Male: a person bearing an X and Y chromosome pair in the cell nuclei and normally having a penis, scrotum, and testicles, and developing hair on the face at adolescence; a boy or man.

Female: a person bearing two X chromosomes in the cell nuclei and normally having a vagina, uterus, and ovaries, and developing at puberty a relatively rounded body and enlarged breasts, and retaining a beardless face; a girl or woman.

    These biological definitions are the fundamental meaning of the two words—and, based on these definitions, it’s hard to imagine changing from one to another.

Masculine: having qualities traditionally ascribed to men, such as strength and boldness.

Feminine: having qualities traditionally ascribed to women, such as sensitivity and gentleness.

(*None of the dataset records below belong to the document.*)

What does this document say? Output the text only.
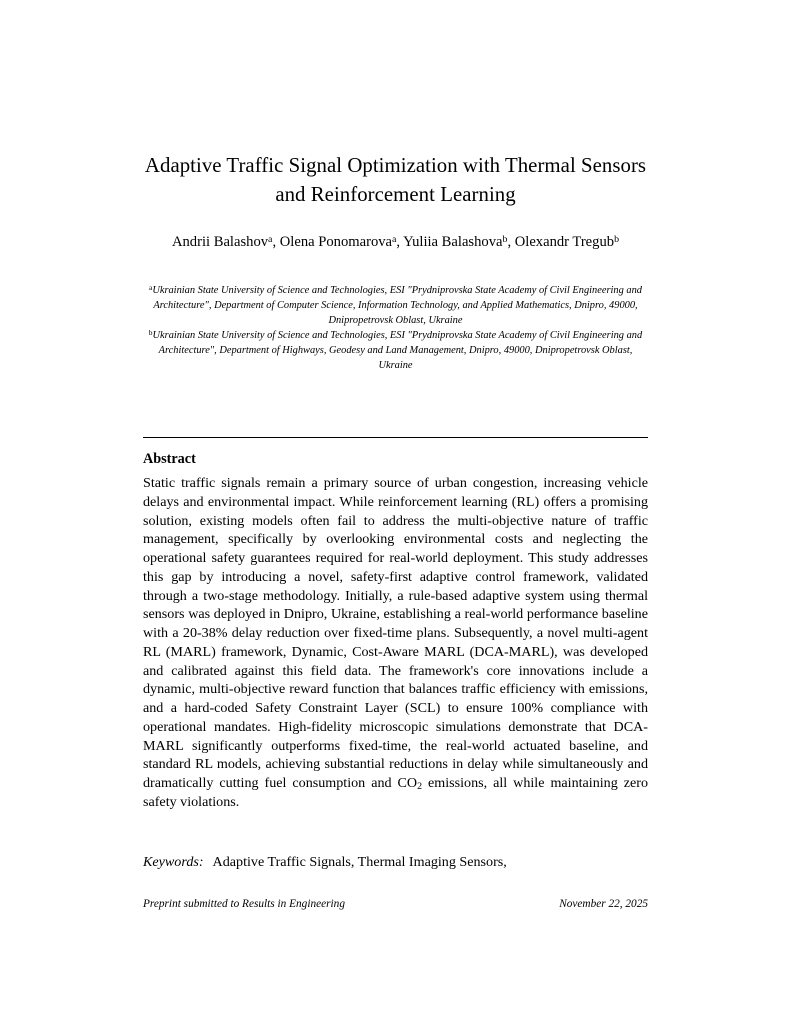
Adaptive Traffic Signal Optimization with Thermal Sensors and Reinforcement Learning
Andrii Balashov$^a$, Olena Ponomarova$^a$, Yuliia Balashova$^b$, Olexandr Tregub$^b$
$^a$Ukrainian State University of Science and Technologies, ESI "Prydniprovska State Academy of Civil Engineering and Architecture", Department of Computer Science, Information Technology, and Applied Mathematics, Dnipro, 49000, Dnipropetrovsk Oblast, Ukraine
$^b$Ukrainian State University of Science and Technologies, ESI "Prydniprovska State Academy of Civil Engineering and Architecture", Department of Highways, Geodesy and Land Management, Dnipro, 49000, Dnipropetrovsk Oblast, Ukraine
Abstract

Static traffic signals remain a primary source of urban congestion, increasing vehicle delays and environmental impact. While reinforcement learning (RL) offers a promising solution, existing models often fail to address the multi-objective nature of traffic management, specifically by overlooking environmental costs and neglecting the operational safety guarantees required for real-world deployment. This study addresses this gap by introducing a novel, safety-first adaptive control framework, validated through a two-stage methodology. Initially, a rule-based adaptive system using thermal sensors was deployed in Dnipro, Ukraine, establishing a real-world performance baseline with a 20-38% delay reduction over fixed-time plans. Subsequently, a novel multi-agent RL (MARL) framework, Dynamic, Cost-Aware MARL (DCA-MARL), was developed and calibrated against this field data. The framework's core innovations include a dynamic, multi-objective reward function that balances traffic efficiency with emissions, and a hard-coded Safety Constraint Layer (SCL) to ensure 100% compliance with operational mandates. High-fidelity microscopic simulations demonstrate that DCA-MARL significantly outperforms fixed-time, the real-world actuated baseline, and standard RL models, achieving substantial reductions in delay while simultaneously and dramatically cutting fuel consumption and $CO_2$ emissions, all while maintaining zero safety violations.

Keywords: Adaptive Traffic Signals, Thermal Imaging Sensors,

Preprint submitted to Results in Engineering	November 22, 2025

    These behavioral definitions are not so clear and fixed as the biological—there are men with some “feminine” qualities and women with some “masculine” qualities.
    Remember when you were just a child? In my time (long ago!), if you fell, hurt yourself, and began to cry, usually it was your mother who held and consoled you. Dads usually didn’t do that sort of thing.
    If you wanted to use hammers and nails and other tools, usually it was your father who showed you. Moms usually didn’t do that sort of thing.
    Gentleness was considered feminine behavior and toughness, male behavior.
    Girls could play “house’” and have dolls, but not boys. Boys could have bats and balls to play with, but, traditionally, girls didn’t.

    In those days, a girl who had behaviors associated with boys was called a “tomboy”; a boy who had behaviors associated with girls was called a “fairy”.
    Now we have a far more varied and elaborate vocabulary to describe sexual behaviors and identities.
    It’s like shopping in a paint store. You may want blue paint, but you still need to choose what shade of blue you want from a color chart with far more possibilities than you may have expected.
    There are far more possibilities on the “Male – Female” chart or range, too, and some of the labels or names we use for them are pejorative and some are not.
    The behaviors associated with “man” or “woman” can vary from culture to culture, ethnic group to ethnic group, country to country, and age to age.
    In spite of biological, behavioral, and historical, and other differences, it’s clear that we are all human beings. It’s also clear that we may have different sexual identities, relationships, behaviors and moralities.
    Once, being questioned about divorce, Jesus said, “…Have you not read that from the beginning the Creator ‘made them male and female’…” (Mathew 19:4)
    This was a reference to biological difference, not behavior, in answer to a provocative question about the Mosaic law, about husbands divorcing their wives.
    Years ago, the Heinz company had a popular advertising slogan on its ketchup bottle about its “57 varieties”.
    I don’t know if human beings are that diverse, but we’re all God’s children and, in spite of differences, belong to that one and the same variety!